What’s more, 50% of the servers were down for more than a week, demonstrating adaptable and dynamic usage infrastructure C2said Lumen Black Lotus Labs in a report shared with The Hacker News.
“This botnet has adapted techniques to hide its infrastructure in residential IP spaces and infected web servers, as opposed to hiding in hosted virtual private server (VPS) networks,” security researchers Chris Formosa and Steve Rudd said.
QBot, also called QakBot and Pinkslipbot, is a powerful and persistent threat that started as a banking trojan before developing into other payload downloaders, including ransomware. Its origins go back to 2007.
The malware arrives at victims’ devices via spear-phishing emails, which either directly include the lure file or contain an embedded URL that leads to the decoy document.

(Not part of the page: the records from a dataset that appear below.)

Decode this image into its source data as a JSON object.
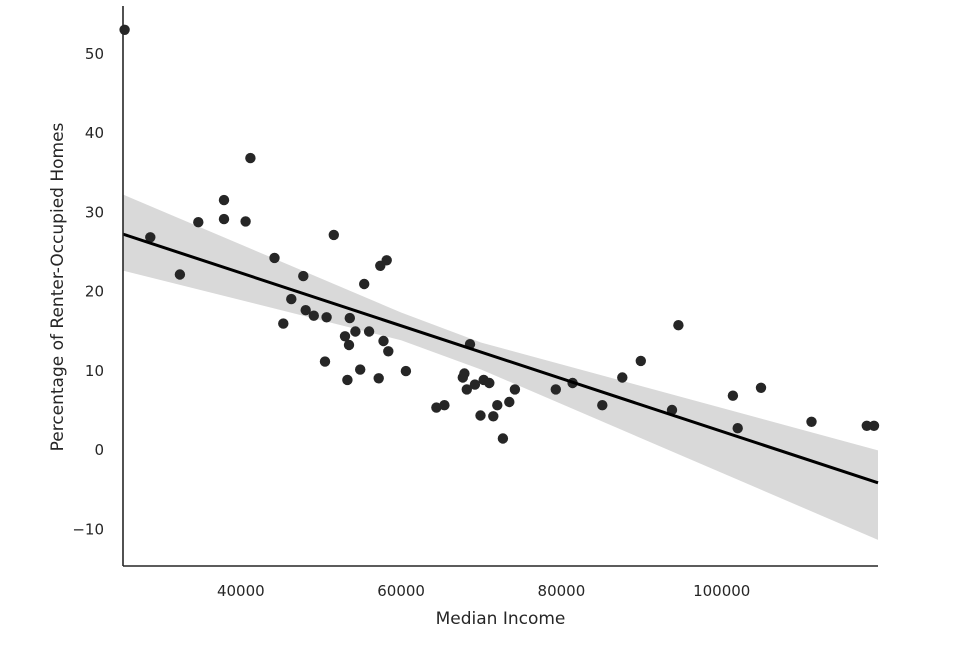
{
  "chart_data": {
    "type": "scatter",
    "title": "",
    "xlabel": "Median Income",
    "ylabel": "Percentage of Renter-Occupied Homes",
    "xlim": [
      25300,
      119500
    ],
    "ylim": [
      -14.7,
      56
    ],
    "xticks": [
      40000,
      60000,
      80000,
      100000
    ],
    "xtick_labels": [
      "40000",
      "60000",
      "80000",
      "100000"
    ],
    "yticks": [
      -10,
      0,
      10,
      20,
      30,
      40,
      50
    ],
    "ytick_labels": [
      "−10",
      "0",
      "10",
      "20",
      "30",
      "40",
      "50"
    ],
    "grid": false,
    "legend": "none",
    "colors": {
      "points": "#262626",
      "line": "#000000",
      "band": "#d9d9d9",
      "axis": "#262626"
    },
    "series": [
      {
        "kind": "points",
        "x": [
          25500,
          28700,
          32400,
          34700,
          37900,
          37900,
          40600,
          41200,
          44200,
          45300,
          46300,
          47800,
          48100,
          49100,
          50500,
          50700,
          51600,
          53000,
          53300,
          53500,
          53600,
          54300,
          54900,
          55400,
          56000,
          57200,
          57400,
          57800,
          58200,
          58400,
          60600,
          64400,
          65400,
          67700,
          67900,
          68200,
          68600,
          69200,
          69900,
          70300,
          71000,
          71500,
          72000,
          72700,
          73500,
          74200,
          79300,
          81400,
          85100,
          87600,
          89900,
          93800,
          94600,
          101400,
          102000,
          104900,
          111200,
          118100,
          119000
        ],
        "y": [
          53,
          26.8,
          22.1,
          28.7,
          31.5,
          29.1,
          28.8,
          36.8,
          24.2,
          15.9,
          19,
          21.9,
          17.6,
          16.9,
          11.1,
          16.7,
          27.1,
          14.3,
          8.8,
          13.2,
          16.6,
          14.9,
          10.1,
          20.9,
          14.9,
          9,
          23.2,
          13.7,
          23.9,
          12.4,
          9.9,
          5.3,
          5.6,
          9.1,
          9.6,
          7.6,
          13.3,
          8.2,
          4.3,
          8.8,
          8.4,
          4.2,
          5.6,
          1.4,
          6,
          7.6,
          7.6,
          8.4,
          5.6,
          9.1,
          11.2,
          5,
          15.7,
          6.8,
          2.7,
          7.8,
          3.5,
          3,
          3
        ]
      },
      {
        "kind": "regression",
        "x": [
          25300,
          119500
        ],
        "y": [
          27.2,
          -4.2
        ]
      },
      {
        "kind": "confidence_band",
        "x": [
          25300,
          60000,
          70000,
          119500
        ],
        "upper": [
          32.2,
          17.3,
          13.5,
          -0.1
        ],
        "lower": [
          22.6,
          13.8,
          10.1,
          -11.4
        ]
      }
    ]
  }
}
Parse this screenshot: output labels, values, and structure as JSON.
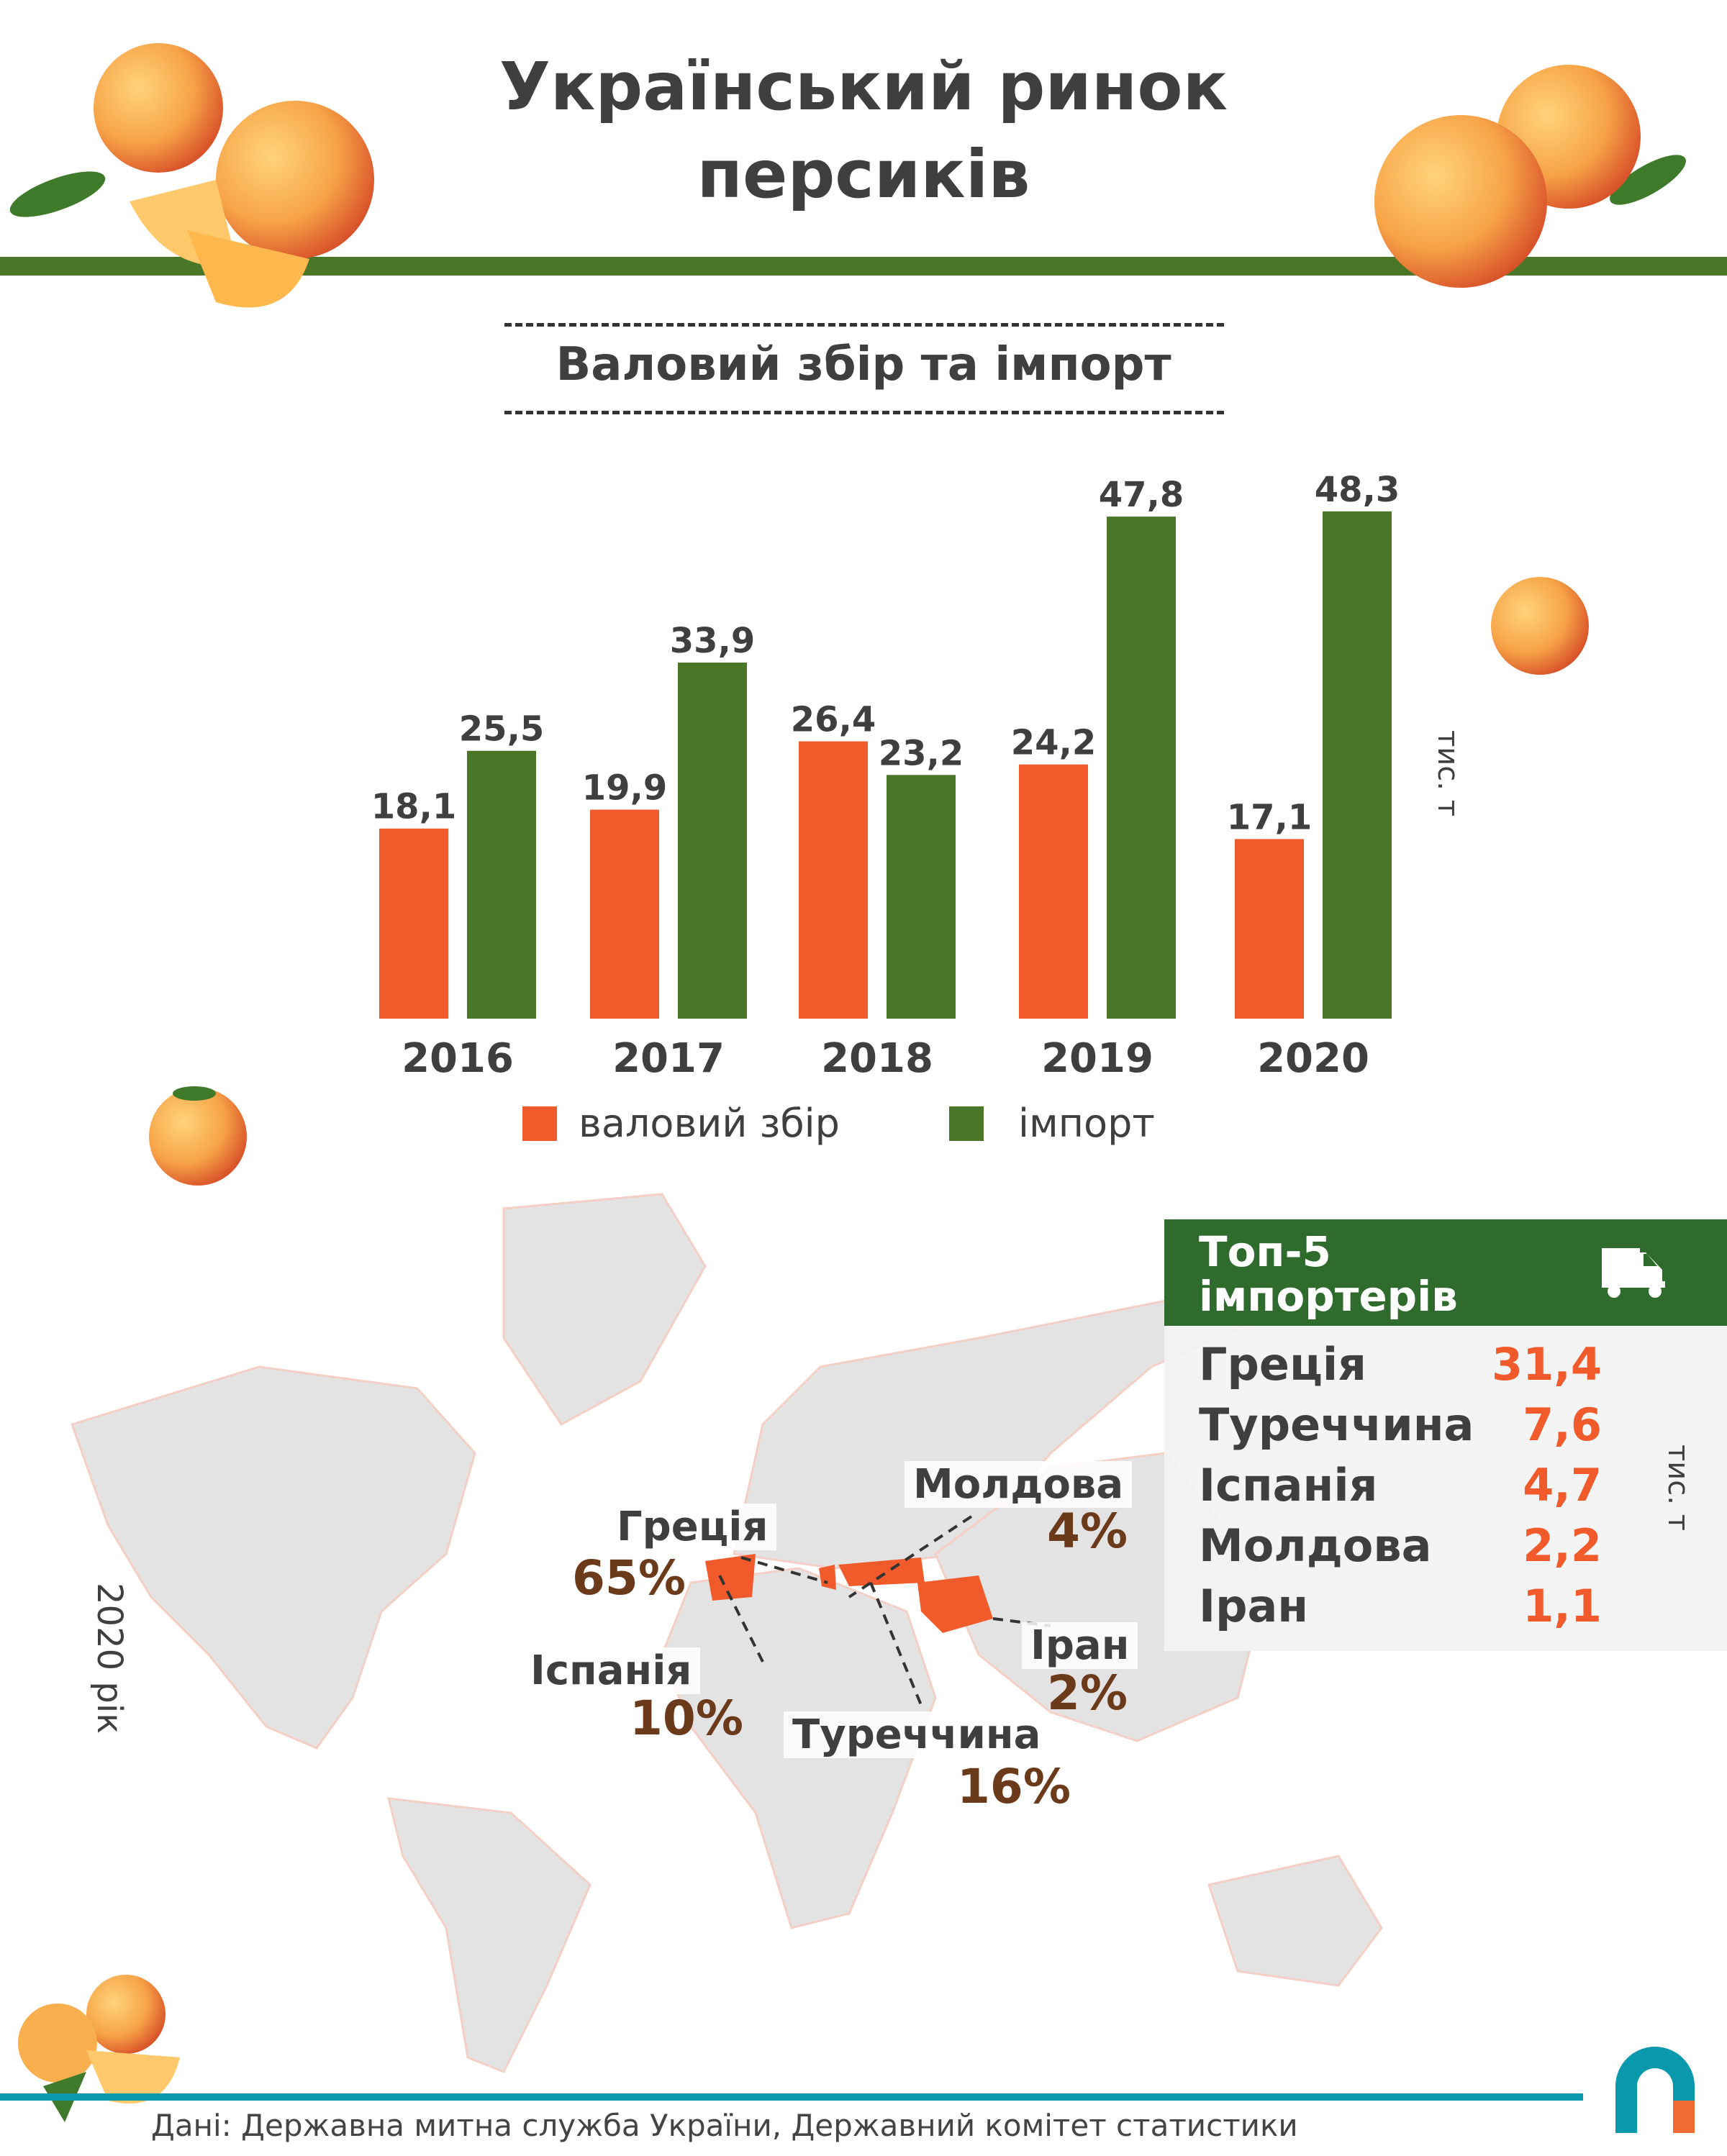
{
  "title": [
    "Український ринок",
    "персиків"
  ],
  "subtitle": "Валовий збір та імпорт",
  "colors": {
    "harvest": "#f15a2b",
    "import": "#4a7627",
    "header": "#2e6b2c",
    "accent": "#0a98ac"
  },
  "chart_data": {
    "type": "bar",
    "categories": [
      "2016",
      "2017",
      "2018",
      "2019",
      "2020"
    ],
    "series": [
      {
        "name": "валовий збір",
        "values": [
          18.1,
          19.9,
          26.4,
          24.2,
          17.1
        ],
        "labels": [
          "18,1",
          "19,9",
          "26,4",
          "24,2",
          "17,1"
        ]
      },
      {
        "name": "імпорт",
        "values": [
          25.5,
          33.9,
          23.2,
          47.8,
          48.3
        ],
        "labels": [
          "25,5",
          "33,9",
          "23,2",
          "47,8",
          "48,3"
        ]
      }
    ],
    "ylabel": "тис. т",
    "legend": "bottom",
    "grid": false
  },
  "map": {
    "year_label": "2020 рік",
    "labels": [
      {
        "country": "Греція",
        "share": "65%"
      },
      {
        "country": "Молдова",
        "share": "4%"
      },
      {
        "country": "Іспанія",
        "share": "10%"
      },
      {
        "country": "Туреччина",
        "share": "16%"
      },
      {
        "country": "Іран",
        "share": "2%"
      }
    ]
  },
  "top5": {
    "title": [
      "Топ-5",
      "імпортерів"
    ],
    "icon": "truck-icon",
    "unit": "тис. т",
    "rows": [
      {
        "country": "Греція",
        "value": "31,4"
      },
      {
        "country": "Туреччина",
        "value": "7,6"
      },
      {
        "country": "Іспанія",
        "value": "4,7"
      },
      {
        "country": "Молдова",
        "value": "2,2"
      },
      {
        "country": "Іран",
        "value": "1,1"
      }
    ]
  },
  "source": "Дані: Державна митна служба України, Державний комітет статистики"
}
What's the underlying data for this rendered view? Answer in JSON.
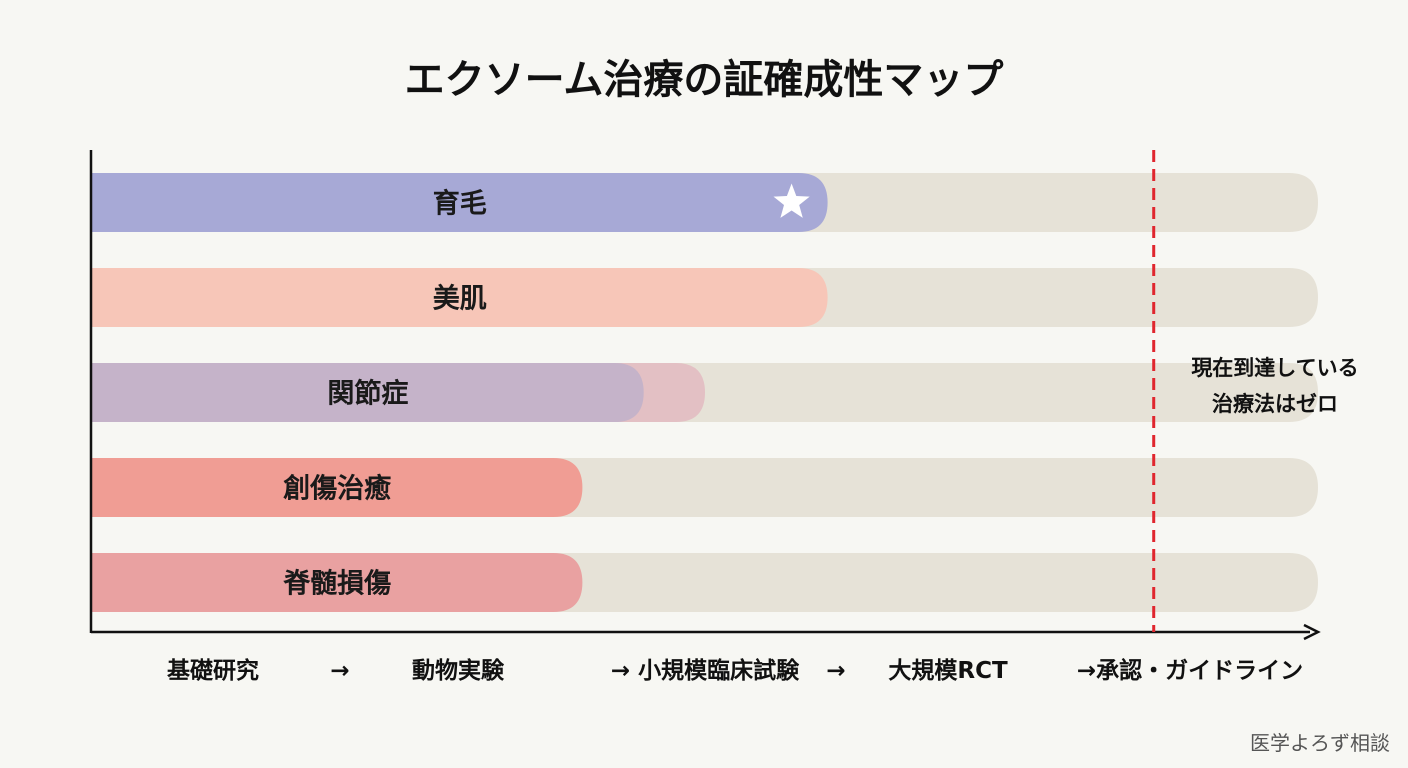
{
  "chart_data": {
    "type": "bar",
    "orientation": "horizontal",
    "title": "エクソーム治療の証確成性マップ",
    "xlabel": "",
    "ylabel": "",
    "xlim": [
      0,
      5
    ],
    "x_tick_labels": [
      "基礎研究",
      "→",
      "動物実験",
      "→ 小規模臨床試験",
      "→",
      "大規模RCT",
      "→承認・ガイドライン"
    ],
    "stages": [
      "基礎研究",
      "動物実験",
      "小規模臨床試験",
      "大規模RCT",
      "承認・ガイドライン"
    ],
    "categories": [
      "育毛",
      "美肌",
      "関節症",
      "創傷治癒",
      "脊髄損傷"
    ],
    "values": [
      3,
      3,
      2.25,
      2,
      2
    ],
    "secondary_values": [
      null,
      null,
      2.5,
      null,
      null
    ],
    "colors": [
      "#a7a9d6",
      "#f7c6b8",
      "#c5b3c9",
      "#f09d94",
      "#e9a1a1"
    ],
    "secondary_color": "#e3c0c4",
    "track_color": "#e6e2d7",
    "markers": [
      {
        "category": "育毛",
        "symbol": "star"
      }
    ],
    "reference_line": {
      "x": 4.33,
      "style": "dashed",
      "color": "#e0262e",
      "annotation": [
        "現在到達している",
        "治療法はゼロ"
      ]
    },
    "grid": false
  },
  "watermark": "医学よろず相談"
}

The threat actors behind QBot have keep improving their tactics over the years to infiltrate victims’ systems using various methods such as e-mail thread hijacking, HTML smuggling, and employing an unusual kind of attachment sneak past the security barrier.
Another important aspect of the operation was the modus operandi itself: QBot’s malspam campaign played out in the form of bursts of intense activity followed by periods of minor or no attacks, only to reappear with renewed infection chains.
Meanwhile the phishing wave that brought QBot in early 2023 increased Microsoft OneNote as an intrusion vector, attacks have recently been used protected PDF files to install malware on the victim’s machine.
QakBot’s reliance on compromised web servers and existing hosts in the residential IP space for C2 translates to a short lifespan, leading to a scenario where an average of 70 to 90 new servers emerge over a seven day period.
🔐 Mastering API Security: Understanding Your True Attack Surface
Discover untapped vulnerabilities in your API ecosystem and take proactive steps towards tight security. Join our insightful webinar!
“Qakbot maintains resilience by repurposing victim machines to C2,” the researchers said, adding it replenished “the C2 supply through the bot which then switches to C2.”
Based on data released by Team Cymru last month, the majority of Qakbot bot C2’s servers are allegedly compromised hosts purchased from third-party brokers, with most of them located in India as of March 2023.
Black Lotus Labs’ further inspection of the attack infrastructure revealed the presence of a reverse connection server which turns a “significant number” of infected bots into proxies which can then be advertised for other malicious purposes.
“Qakbot has persisted by adopting a field approach to building and developing its architecture,” the researchers concluded.
“While it may not rely solely on numbers like Emotet, it demonstrates technical expertise by varying early access methods and maintaining C2’s tough but evasive housing architecture.”